This monograph introduces the reader to the world of superfractals, fractal tops and Iterated Function Systems (IFS). It contains all the necessary groundwork in topology, metric spaces, semigroups, measures, and transformational geometry, but a solid background in any of these topics will make the reading of this book much easier.
The book is well structured and an enjoyable read. The chapters zero through three serve as an introduction and to lay the mathematical foundation. "Superfractals" is very well illustrated but the reader should not just look at the pretty pictures at the surface. The book contains some very interesting, very deep and even enthralling mathematics. The author's ability to clearly describe complicated phenomena paired with a pleasant writing style make this book a must read for all people interested in the mathematics of fractals.

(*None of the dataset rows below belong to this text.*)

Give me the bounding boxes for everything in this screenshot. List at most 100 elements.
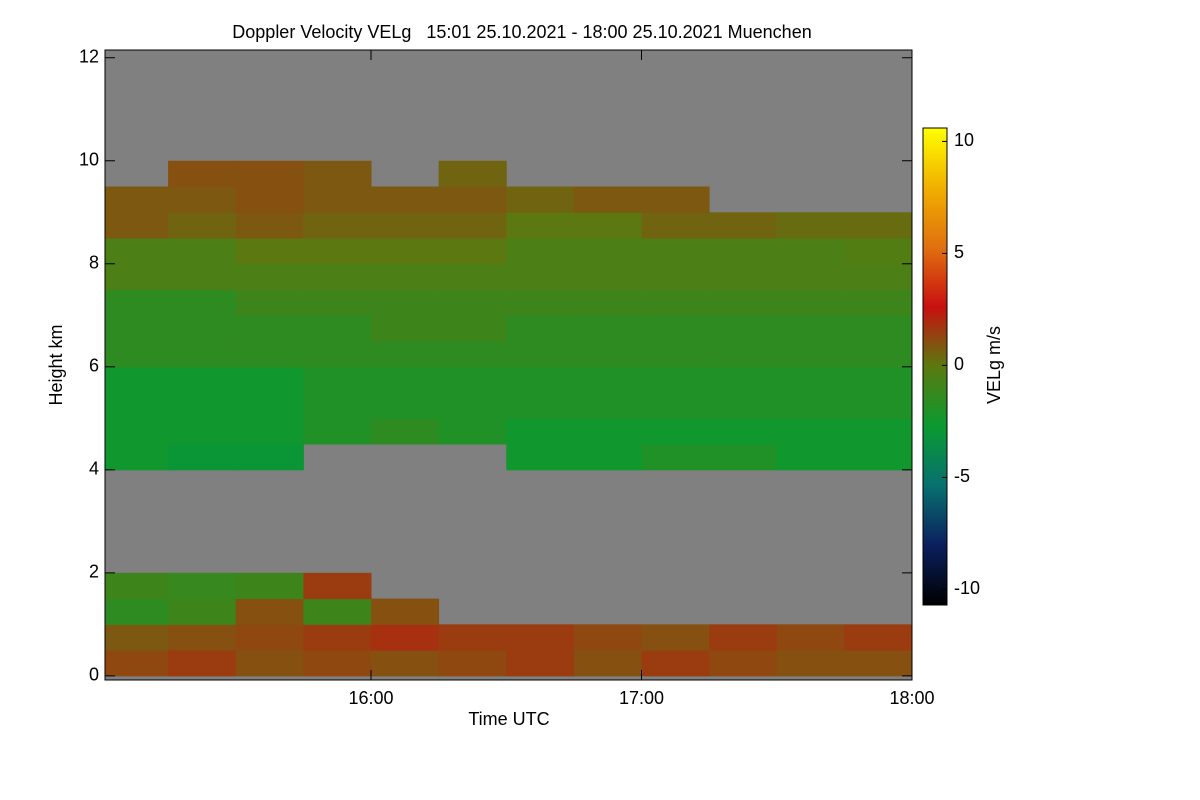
heatmap-cell (438, 366, 507, 394)
heatmap-cell (370, 315, 440, 342)
heatmap-cell (776, 315, 845, 342)
heatmap-cell (844, 392, 912, 419)
heatmap-cell (235, 418, 304, 445)
heatmap-cell (303, 418, 372, 445)
heatmap-cell (438, 650, 507, 677)
heatmap-cell (641, 624, 710, 651)
heatmap-cell (370, 341, 440, 368)
heatmap-cell (303, 650, 372, 677)
heatmap-cell (438, 263, 507, 291)
heatmap-cell (438, 315, 507, 342)
heatmap-cell (573, 444, 642, 471)
heatmap-cell (438, 238, 507, 265)
heatmap-cell (844, 341, 912, 368)
heatmap-cell (370, 392, 440, 419)
heatmap-cell (506, 366, 575, 394)
heatmap-cell (709, 238, 778, 265)
heatmap-cell (709, 444, 778, 471)
heatmap-cell (235, 392, 304, 419)
heatmap-cell (105, 366, 169, 394)
heatmap-cell (168, 650, 237, 677)
heatmap-cell (168, 238, 237, 265)
heatmap-cell (776, 650, 845, 677)
heatmap-cell (168, 392, 237, 419)
heatmap-cell (641, 212, 710, 239)
heatmap-cell (235, 212, 304, 239)
heatmap-cell (303, 624, 372, 651)
heatmap-cell (573, 418, 642, 445)
heatmap-cell (303, 366, 372, 394)
heatmap-cell (709, 392, 778, 419)
heatmap-cell (235, 366, 304, 394)
heatmap-cell (641, 186, 710, 213)
y-tick-label: 6 (89, 356, 99, 376)
heatmap-cell (776, 263, 845, 291)
heatmap-cell (506, 315, 575, 342)
colorbar-tick-label: 10 (954, 130, 974, 150)
heatmap-cell (303, 263, 372, 291)
heatmap-cell (573, 341, 642, 368)
heatmap-cell (168, 624, 237, 651)
y-axis-label: Height km (46, 324, 66, 405)
heatmap-cell (370, 418, 440, 445)
heatmap-cell (844, 289, 912, 316)
heatmap-cell (438, 160, 507, 188)
heatmap-cell (370, 624, 440, 651)
colorbar-tick-label: -10 (954, 578, 980, 598)
heatmap-cell (235, 598, 304, 625)
y-tick-label: 0 (89, 665, 99, 685)
heatmap-cell (844, 238, 912, 265)
heatmap-cell (370, 238, 440, 265)
heatmap-cell (235, 572, 304, 600)
heatmap-cell (573, 238, 642, 265)
heatmap-cell (709, 366, 778, 394)
heatmap-cell (303, 315, 372, 342)
y-tick-label: 12 (79, 46, 99, 66)
heatmap-cell (844, 315, 912, 342)
heatmap-cell (303, 160, 372, 188)
heatmap-cell (709, 624, 778, 651)
heatmap-cell (105, 186, 169, 213)
heatmap-cell (105, 341, 169, 368)
heatmap-cell (709, 418, 778, 445)
heatmap-cell (168, 418, 237, 445)
heatmap-cell (370, 263, 440, 291)
heatmap-cell (641, 341, 710, 368)
plot-frame (104, 49, 913, 681)
heatmap-cell (168, 341, 237, 368)
heatmap-cell (168, 366, 237, 394)
heatmap-cell (168, 186, 237, 213)
heatmap-cell (105, 572, 169, 600)
heatmap-cell (776, 238, 845, 265)
heatmap-cell (506, 418, 575, 445)
colorbar-label: VELg m/s (984, 326, 1004, 404)
y-tick-label: 8 (89, 253, 99, 273)
heatmap-cell (641, 418, 710, 445)
heatmap-cell (709, 212, 778, 239)
heatmap-cell (370, 598, 440, 625)
colorbar-tick-label: 0 (954, 354, 964, 374)
y-tick-label: 4 (89, 459, 99, 479)
heatmap-cell (168, 572, 237, 600)
heatmap-cell (844, 263, 912, 291)
heatmap-cell (573, 315, 642, 342)
heatmap-cell (506, 186, 575, 213)
heatmap-cell (573, 289, 642, 316)
heatmap-cell (235, 650, 304, 677)
heatmap-cell (105, 263, 169, 291)
heatmap-cell (105, 212, 169, 239)
y-tick-label: 2 (89, 562, 99, 582)
x-axis-label: Time UTC (468, 709, 549, 729)
heatmap-cell (235, 624, 304, 651)
heatmap-cell (438, 341, 507, 368)
heatmap-cell (105, 315, 169, 342)
heatmap-cell (709, 341, 778, 368)
x-tick-label: 18:00 (889, 688, 934, 708)
heatmap-cell (641, 366, 710, 394)
heatmap-cell (168, 598, 237, 625)
heatmap-cell (438, 186, 507, 213)
heatmap-cell (168, 263, 237, 291)
heatmap-cell (235, 263, 304, 291)
heatmap-cell (105, 650, 169, 677)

Superfractals are at the confluence of deterministic and completely random fractal structures. Barnsley compares superfractals to leaves which are classified by the type of tree they come from but still exhibit randomness amongst the leaves of the same kind. Superfractals are attractors of IFS's on cross products of Hausdorff spaces.
I found Barnsley's explanation of the process of colour stealing particularly fascinating, because it creates truly remarkable fractals. Colour stealing is when you color the fractals with colors from separate pictures. There are many wonderful, colorful pictures that spark one's imagination. Examples spread liberally throughout the book together with relevant exercises help illuminate this new look at "patterns in nature".
Kai Brunkalla (firstname.lastname@example.org) is an assistant professor of mathematics at Walsh University. His PhD is in operator theory and his recent interests include fractal portraits of DNA sequences.
Part I. Geometries and Transformations: 1. Codes, metrics and topologies; 2. Transformations of points, sets, pictures and measures; 3. Semigroups on sets, measures and pictures; Part II. Iterated Function Systems: 4. IFS acting on measures; 5. More on IFS; Part III. Applications to Graphics: 6. Digital content production; 7. Image compression; 8. Super IFS.